Novel Baswedan merupakan mantan anggota Polisi dan pernah menjabat sebagai mantan Penyidik Komisi Pemberantasan Korupsi (KPK), kasus yang ditangani oleh Novel sendiri merupakan kasus-kasus korupsi besar dan menjadi ancaman untuk Pejabat Negara yang nakal, beberapa kasus besar yang sudah ditangani novel adalah Korupsi proyek simulasi SIM Korlantas Polri, Suap Ketua Mahkamah Konstitusi Akil Muchtar, Megakorupsi E-KTP. Pada akhirnya Novel hanya menjadi korban penyiraman air keras yang dilakukan oleh orang tak dikenal. Setelah Novel Baswedan melaporkan kasus ini, seakan-akan pihak Penegak Hukum tak berani mengusut tuntas kasus Novel, sama seperti kasus-kasus pelanggaran Hak Asasi Manusia (HAM) dan kasus pembunuhan Munir yang tak pernah tuntas sampai sekarang. Indonesia memiliki rapot merah mengenai penangan kasus HAM yang terjadi pada masa lampau yang tak pernah terungkap dalangnya.
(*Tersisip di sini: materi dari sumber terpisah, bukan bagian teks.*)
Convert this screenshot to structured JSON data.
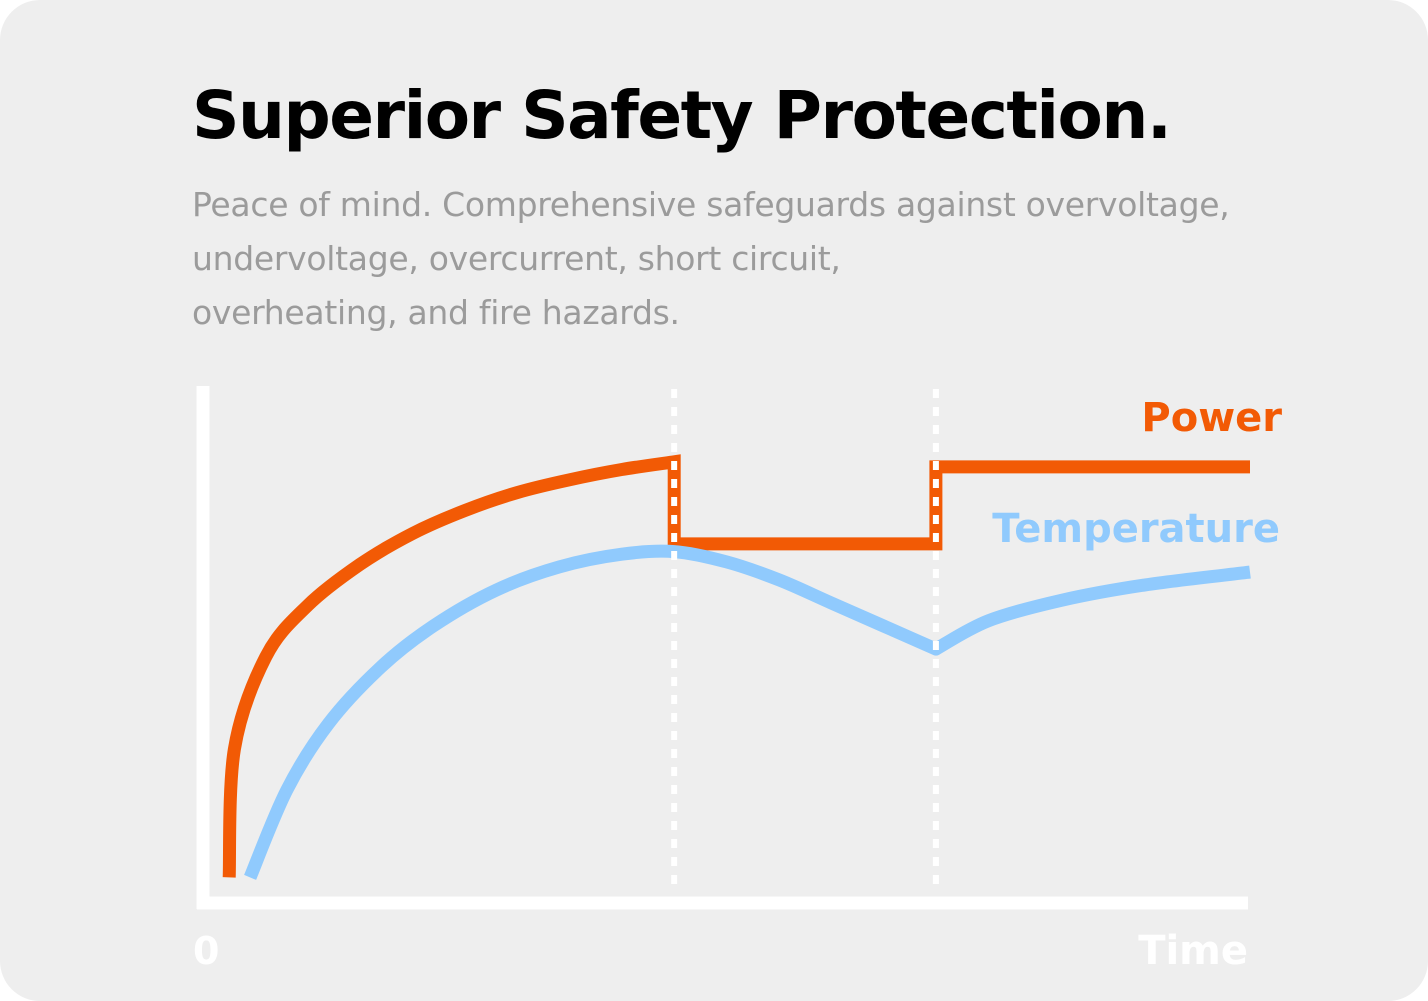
{
  "header": {
    "title": "Superior Safety Protection.",
    "subtitle_lines": [
      "Peace of mind. Comprehensive safeguards against overvoltage,",
      "undervoltage, overcurrent, short circuit,",
      "overheating, and fire hazards."
    ]
  },
  "colors": {
    "card_background": "#eeeeee",
    "axis": "#ffffff",
    "power": "#f25a05",
    "temperature": "#90cafd",
    "subtitle": "#9b9b9b",
    "title": "#000000"
  },
  "chart_data": {
    "type": "line",
    "title": "",
    "xlabel": "Time",
    "ylabel": "",
    "x_tick_labels": [
      "0"
    ],
    "xlim": [
      0,
      100
    ],
    "ylim": [
      0,
      100
    ],
    "grid": false,
    "legend": "inline labels at right end of each line",
    "vertical_markers": [
      {
        "x": 45,
        "style": "dotted"
      },
      {
        "x": 70,
        "style": "dotted"
      }
    ],
    "series": [
      {
        "name": "Power",
        "color": "#f25a05",
        "points": [
          [
            2.5,
            5
          ],
          [
            3,
            30
          ],
          [
            6,
            48
          ],
          [
            10,
            58
          ],
          [
            15,
            66
          ],
          [
            20,
            72
          ],
          [
            25,
            76.5
          ],
          [
            30,
            80
          ],
          [
            35,
            82.5
          ],
          [
            40,
            84.5
          ],
          [
            45,
            86
          ],
          [
            45,
            70
          ],
          [
            70,
            70
          ],
          [
            70,
            85
          ],
          [
            100,
            85
          ]
        ]
      },
      {
        "name": "Temperature",
        "color": "#90cafd",
        "points": [
          [
            4.5,
            5
          ],
          [
            8,
            22
          ],
          [
            12,
            35
          ],
          [
            17,
            46
          ],
          [
            22,
            54
          ],
          [
            28,
            61
          ],
          [
            34,
            65.5
          ],
          [
            40,
            68
          ],
          [
            45,
            68.5
          ],
          [
            50,
            66.5
          ],
          [
            55,
            63
          ],
          [
            60,
            58.5
          ],
          [
            65,
            54
          ],
          [
            70,
            49.5
          ],
          [
            75,
            55
          ],
          [
            82,
            59
          ],
          [
            90,
            62
          ],
          [
            100,
            64.5
          ]
        ]
      }
    ]
  }
}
Walaupun sudah dibentuk Tim Gabungan Pencari Fakta, kasus ini sangat banyak mengalami kejanggalan . Seakan-akan Penegak Hukum sudah membuat skenario untuk melindungi siapa tersangka dalam kasus ini. Setelah 2,5 tahun, kasus ini baru bisa terungkap siapa pelakunya dan motif apa di baliknya, ya, menimbang pada kenyataan bahwa pernah dilakukannya penyelidikan oleh Novel Baswedan terhadap beberapa Kasus Korupsi besar, maka bukannya tidak mungkin akan adanya kaitan antara penyerangan dengan penyelidikan tersebut, heuheu. Setelah terungkapnya pelaku penyerangan terhadap Novel, ternyata pelaku tersebut merupakan salah satu Anggota Polisi aktif dan motif di balik penyerangan terhadap Novel adalah dendam pribadi. Akhirnya, pelaku kasus ini dibawa ke meja Pengadilan, dan dijatuhkan hukuman hanya 1 Tahun penjara saja, huft. Hukuman tersebut tak sebanding dengan apa yang sudah diderita oleh Novel Baswedan, yaitu kehilangan mata kiri yang disebabkan oleh penyiraman air keras . Jaksa penuntut umum setuju dengan keputusan Hakim yang menjatuhi hukuman penjara selama 1 tahun dengan dalih bahwa pelaku ‘Tak Sengaja’ melakukan hal tersebut.
Sangat ironi hukuman yang dijatuhkan kepada pelaku, bahwasannya Hukum Negara kita itu berlandaskan pada Undang-Undang 1945 dan sangat menjunjung tinggi Nilai-Nilai Pancasila, akan tetapi dalam kasus ini pihak-pihak yang dipercayai sebagai Penegak Hukum sangat tidak menjunjung Nilai-Nilai Pancasila dan tak berlandaskan pada Undang-Undang 1945. Apa karena para pelaku merupakan Anggota Polisi aktif? Apa karena pelaku ‘Tak Sengaja’ melakukan hal tersebut? Atau, ada Dalang di balik kasus ini? Dan mungkin saja Dalangnya bermain mata dengan Penegak Hukum?, hmmm, sangat alibi Hukum di Negara ini. Seharusnya dalam kasus ini para Penegak Hukum bisa memberikan contoh nilai keadilan yang terkandung dalam sila ke-2, yaitu ‘Kemanusiaan yang adil dan beradab’ dan Undang-undang Dasar 1945 telah mengingatkan, bahwa salah satu alasan dibentuknya Negara Kesatuan Republik Indonesia adalah untuk menciptakan keadilan sosial. Kita bisa ambil pelajaran bahwa kasus Novel ini keadilan tak berlaku untuk siapapun yang berani melawan Penguasa, dan keadilan hanya berlaku untuk mereka-mereka yang tunduk akan kebusukan Penguasa.